I – Estética de un paisaje personal

Me gustaría sustentar la estética presente en las películas de apropiación de Stephen Broomer, pero particularmente la de su última película hasta la fecha, Fat Chance (2020). Uno podría inclinarse a apreciar este trabajo como una continuación de las posibilidades de metraje encontrado en el cine experimental, siguiendo los pasos de otros grandes como Bill Morrison y Peter Tscherkassky (y sí, hay algo que decir, sobre su estética y su poética * – sobre ciertas similitudes entre la película y, digamos, otras como Outer Space o Light is Calling).
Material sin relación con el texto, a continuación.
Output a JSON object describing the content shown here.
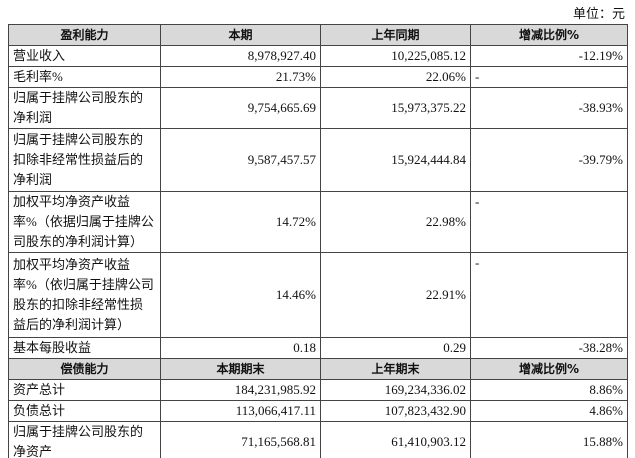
{
  "unit": "单位：元",
  "sections": [
    {
      "header": [
        "盈利能力",
        "本期",
        "上年同期",
        "增减比例%"
      ],
      "rows": [
        {
          "label": [
            "营业收入"
          ],
          "current": "8,978,927.40",
          "previous": "10,225,085.12",
          "change": "-12.19%"
        },
        {
          "label": [
            "毛利率%"
          ],
          "current": "21.73%",
          "previous": "22.06%",
          "change": "-"
        },
        {
          "label": [
            "归属于挂牌公司股东的",
            "净利润"
          ],
          "current": "9,754,665.69",
          "previous": "15,973,375.22",
          "change": "-38.93%"
        },
        {
          "label": [
            "归属于挂牌公司股东的",
            "扣除非经常性损益后的",
            "净利润"
          ],
          "current": "9,587,457.57",
          "previous": "15,924,444.84",
          "change": "-39.79%"
        },
        {
          "label": [
            "加权平均净资产收益",
            "率%（依据归属于挂牌公",
            "司股东的净利润计算）"
          ],
          "current": "14.72%",
          "previous": "22.98%",
          "change": "-"
        },
        {
          "label": [
            "加权平均净资产收益",
            "率%（依归属于挂牌公司",
            "股东的扣除非经常性损",
            "益后的净利润计算）"
          ],
          "current": "14.46%",
          "previous": "22.91%",
          "change": "-"
        },
        {
          "label": [
            "基本每股收益"
          ],
          "current": "0.18",
          "previous": "0.29",
          "change": "-38.28%"
        }
      ]
    },
    {
      "header": [
        "偿债能力",
        "本期期末",
        "上年期末",
        "增减比例%"
      ],
      "rows": [
        {
          "label": [
            "资产总计"
          ],
          "current": "184,231,985.92",
          "previous": "169,234,336.02",
          "change": "8.86%"
        },
        {
          "label": [
            "负债总计"
          ],
          "current": "113,066,417.11",
          "previous": "107,823,432.90",
          "change": "4.86%"
        },
        {
          "label": [
            "归属于挂牌公司股东的",
            "净资产"
          ],
          "current": "71,165,568.81",
          "previous": "61,410,903.12",
          "change": "15.88%"
        }
      ]
    }
  ]
}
Pero, si Morrison está preocupado por la naturaleza fugaz del celuloide y su papel en la tensión narrativa dramática del cine, y Tcherkassky sobre las posibilidades del film en términos de sus posibilidades de sintetizar ciertas convenciones del cine comercial (un giro particular en el cine estructural ), la estética de Broomer recuerda un esfuerzo pictórico de síntesis similar a los esfuerzos de los precursores de la abstracción (pensemos en los paisajes de manchas de tinta de Alexander Cozens) y en el trabajo de los expresionistas alemanes, particularmente el movimiento Die Brücke.

Avanzando con esta idea, el trabajo de Broomer y el método híbrido de alquimia y manipulación digital de la imagen continúa una tradición que se remonta a los siglos XVI y XX. La tensión inherente de comparar diferentes medios es evidente en este texto, pero encuentro que la experimentación de Broomer con la imagen, que tiene un elemento de azar (como cualquier método que trabaja violentamente con la química del cine), es precisamente lo que significa “ser”. Cuando llega la segunda etapa de procesamiento (una fase de postproducción digital), el autor es más que preciso sobre cuáles son y serán las intenciones estéticas de la película. Así que no es descabellado captar los elementos de esta obra cuidadosamente compuesta para encontrar paralelos en otros momentos de la historia del arte, que dan a la obra del autor un peso y presencia particular, y subrayan su importancia en la historia del cine.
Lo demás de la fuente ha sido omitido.